This week’s Torah portion details the unusual sequence (at least by military standards) that was to occur immediately before initiating each voluntary war. (Within this category are all battles that were neither wars of defense nor wars expressly ordered from above.) The Torah tells us that before going into battle, a specially anointed priest would encourage the troops to not become discouraged and maintain faith in Hashem that He will deliver them to victory. Following his admonition, the army officers would instruct certain individuals to depart for fear that they would not be able to enjoy the fruits of their labors.
And the officers shall speak to the people, saying, “What man is there who has built a new house and has not [yet] inaugurated it? Let him go and return to his house, lest he die in the war, and another man inaugurate it. And what man is there who has planted a vineyard, and has not [yet] redeemed it? Let him go and return to his house, lest he die in the war, and another man redeem it. And what man is there who has betrothed a woman and has not [yet] taken her? Let him go and return to his house, lest he die in the war, and another man take her.” (Deuteronomy 20:5–7)
These men were to leave the front but remain close behind army lines, supporting the troops by providing provisions, repairing roads, and the like. And if the soldier had already married, moved into a new home, or begun to enjoy the fruit of his vine, then he would be completely absolved from army service for an entire year (see Deuteronomy 24:5).
The medieval commentator Rashi explains this first exemption (for those who had begun their respective process but not concluded before the onset of the battle) as one of sensitivity. It would simply cause too much pain and suffering to the deceased’s relatives to observe another person benefitting from what was the lawful possession of their kin. Abraham Ibn Ezra understands the concept differently. He suggests that if such people were permitted to remain amongst the ranks with their minds focused on what they had left behind, it would negatively affect their fighting capacity as well as that of their fellow soldiers. It would be better for them to be exempted so as to not damage the collective morale.

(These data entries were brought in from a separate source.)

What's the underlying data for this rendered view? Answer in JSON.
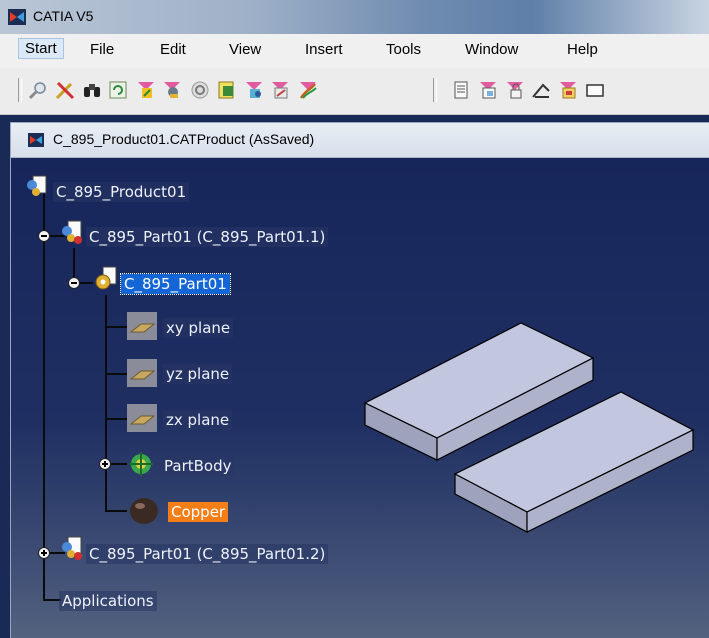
{
  "app": {
    "title": "CATIA V5"
  },
  "menu": {
    "items": [
      {
        "id": "start",
        "label": "Start"
      },
      {
        "id": "file",
        "label": "File"
      },
      {
        "id": "edit",
        "label": "Edit"
      },
      {
        "id": "view",
        "label": "View"
      },
      {
        "id": "insert",
        "label": "Insert"
      },
      {
        "id": "tools",
        "label": "Tools"
      },
      {
        "id": "window",
        "label": "Window"
      },
      {
        "id": "help",
        "label": "Help"
      }
    ]
  },
  "toolbar": {
    "left_icons": [
      "magnifier-icon",
      "tools-icon",
      "binoculars-icon",
      "refresh-icon",
      "measure-icon",
      "user-icon",
      "capture-icon",
      "catalog-icon",
      "publication-icon",
      "knowledge-icon",
      "sketch-icon"
    ],
    "right_icons": [
      "document-icon",
      "window-icon",
      "lock-icon",
      "constraint-icon",
      "analysis-icon",
      "frame-icon"
    ]
  },
  "document": {
    "window_title": "C_895_Product01.CATProduct (AsSaved)"
  },
  "tree": {
    "root": "C_895_Product01",
    "part_instance_1": "C_895_Part01 (C_895_Part01.1)",
    "part": "C_895_Part01",
    "xy_plane": "xy plane",
    "yz_plane": "yz plane",
    "zx_plane": "zx plane",
    "part_body": "PartBody",
    "material": "Copper",
    "part_instance_2": "C_895_Part01 (C_895_Part01.2)",
    "applications": "Applications"
  },
  "colors": {
    "viewport_background": "#1f2f62",
    "selection": "#1466d6",
    "material_highlight": "#f57e16",
    "part_face": "#c3c6df"
  }
}
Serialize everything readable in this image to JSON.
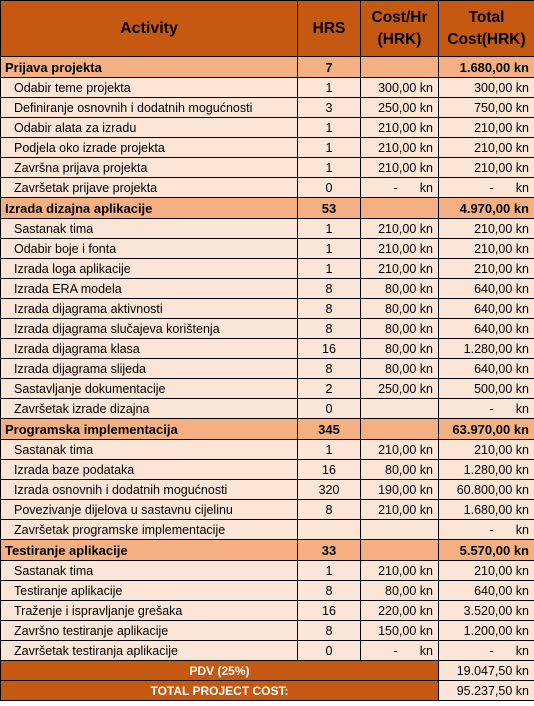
{
  "header": {
    "activity": "Activity",
    "hrs": "HRS",
    "cost_line1": "Cost/Hr",
    "cost_line2": "(HRK)",
    "total_line1": "Total",
    "total_line2": "Cost(HRK)"
  },
  "groups": [
    {
      "name": "Prijava projekta",
      "hrs": "7",
      "total": "1.680,00 kn",
      "items": [
        {
          "activity": "Odabir teme projekta",
          "hrs": "1",
          "cost": "300,00 kn",
          "total": "300,00 kn"
        },
        {
          "activity": "Definiranje osnovnih i dodatnih mogućnosti",
          "hrs": "3",
          "cost": "250,00 kn",
          "total": "750,00 kn"
        },
        {
          "activity": "Odabir alata za izradu",
          "hrs": "1",
          "cost": "210,00 kn",
          "total": "210,00 kn"
        },
        {
          "activity": "Podjela oko izrade projekta",
          "hrs": "1",
          "cost": "210,00 kn",
          "total": "210,00 kn"
        },
        {
          "activity": "Završna prijava projekta",
          "hrs": "1",
          "cost": "210,00 kn",
          "total": "210,00 kn"
        },
        {
          "activity": "Završetak prijave projekta",
          "hrs": "0",
          "cost": "-",
          "total": "-",
          "zero": true
        }
      ]
    },
    {
      "name": "Izrada dizajna aplikacije",
      "hrs": "53",
      "total": "4.970,00 kn",
      "items": [
        {
          "activity": "Sastanak tima",
          "hrs": "1",
          "cost": "210,00 kn",
          "total": "210,00 kn"
        },
        {
          "activity": "Odabir boje i fonta",
          "hrs": "1",
          "cost": "210,00 kn",
          "total": "210,00 kn"
        },
        {
          "activity": "Izrada loga aplikacije",
          "hrs": "1",
          "cost": "210,00 kn",
          "total": "210,00 kn"
        },
        {
          "activity": "Izrada ERA modela",
          "hrs": "8",
          "cost": "80,00 kn",
          "total": "640,00 kn"
        },
        {
          "activity": "Izrada dijagrama aktivnosti",
          "hrs": "8",
          "cost": "80,00 kn",
          "total": "640,00 kn"
        },
        {
          "activity": "Izrada dijagrama slučajeva korištenja",
          "hrs": "8",
          "cost": "80,00 kn",
          "total": "640,00 kn"
        },
        {
          "activity": "Izrada dijagrama klasa",
          "hrs": "16",
          "cost": "80,00 kn",
          "total": "1.280,00 kn"
        },
        {
          "activity": "Izrada dijagrama slijeda",
          "hrs": "8",
          "cost": "80,00 kn",
          "total": "640,00 kn"
        },
        {
          "activity": "Sastavljanje dokumentacije",
          "hrs": "2",
          "cost": "250,00 kn",
          "total": "500,00 kn"
        },
        {
          "activity": "Završetak izrade dizajna",
          "hrs": "0",
          "cost": "",
          "total": "-",
          "zero_total_only": true
        }
      ]
    },
    {
      "name": "Programska implementacija",
      "hrs": "345",
      "total": "63.970,00 kn",
      "items": [
        {
          "activity": "Sastanak tima",
          "hrs": "1",
          "cost": "210,00 kn",
          "total": "210,00 kn"
        },
        {
          "activity": "Izrada baze podataka",
          "hrs": "16",
          "cost": "80,00 kn",
          "total": "1.280,00 kn"
        },
        {
          "activity": "Izrada osnovnih i dodatnih mogućnosti",
          "hrs": "320",
          "cost": "190,00 kn",
          "total": "60.800,00 kn"
        },
        {
          "activity": "Povezivanje dijelova u sastavnu cijelinu",
          "hrs": "8",
          "cost": "210,00 kn",
          "total": "1.680,00 kn"
        },
        {
          "activity": "Završetak programske implementacije",
          "hrs": "",
          "cost": "",
          "total": "-",
          "zero_total_only": true
        }
      ]
    },
    {
      "name": "Testiranje aplikacije",
      "hrs": "33",
      "total": "5.570,00 kn",
      "items": [
        {
          "activity": "Sastanak tima",
          "hrs": "1",
          "cost": "210,00 kn",
          "total": "210,00 kn"
        },
        {
          "activity": "Testiranje aplikacije",
          "hrs": "8",
          "cost": "80,00 kn",
          "total": "640,00 kn"
        },
        {
          "activity": "Traženje i ispravljanje grešaka",
          "hrs": "16",
          "cost": "220,00 kn",
          "total": "3.520,00 kn"
        },
        {
          "activity": "Završno testiranje aplikacije",
          "hrs": "8",
          "cost": "150,00 kn",
          "total": "1.200,00 kn"
        },
        {
          "activity": "Završetak testiranja aplikacije",
          "hrs": "0",
          "cost": "-",
          "total": "-",
          "zero": true
        }
      ]
    }
  ],
  "summary": {
    "pdv_label": "PDV (25%)",
    "pdv_value": "19.047,50 kn",
    "total_label": "TOTAL PROJECT COST:",
    "total_value": "95.237,50 kn"
  },
  "kn_suffix": "kn",
  "colors": {
    "header_bg": "#c65911",
    "group_bg": "#f4b083",
    "item_bg": "#fbe5d6"
  }
}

Rabbi Samson Raphael Hirsch offers yet another interpretation, one that focuses less on each soldier’s personal state and more on his role as a contributing member of the Jewish nation. Certainly, it is the obligation of every able-bodied soldier to be prepared for battle when called upon and to step forward to assist his nation. But it is even more important for each individual to engage in the constructive daily behaviors that produce prosperity and societal growth during peacetime. These foundational “tasks of life” — such as marrying, building a home and securing a livelihood — take precedence over reporting for battle duty, and must be fulfilled for an extended period of time before a person can be of meaningful service to his nation. It is not enough to advance the national cause by crossing over enemy lines in battle. We must also make sure to continually strengthen the home front from within by building our families and our lives.
This unique law teaches us a powerful lesson. Of course, it is important that we answer the call when summoned, to be there for others, to lend a hand and to share in their struggles. But we cannot be genuinely helpful unless we have our own house in order, and have taken the necessary steps to be productive for the long haul, at peace and in war.
This need to prioritize personal growth and stability sits at the very basis of all successful relationships, personal, professional and social. Too often, we tend to subjugate our own needs, such as maintaining our health, preserving and enhancing our relationships, and increasing our education and self-growth, for the sake of a cause. The cause might be our professions and our all-consuming drive to advance them. It may also be something more altruistic, such as our desire to teach or give to others regularly. Whatever the cause may be, we must remember that our ability to assist will remain limited unless we are prepared to invest in ourselves and ensure our own well-being.
In 1:14, Hillel offers the famous dictum: “If I am not for me, who will be for me? And if I am for myself, what am I?” This statement reinforces our message. Surely, the goal is not self-aggrandizement. When he asked, “If I am for myself, what am I,” Hillel was saying that our lives are much less meaningful if we choose to live a life of selfish, material pursuits. Still, we must “be for (ourselves),” willing to ensure that we take the necessary steps, in all areas of our personal growth and wellbeing, so that we can be meaningful contributors to the whole.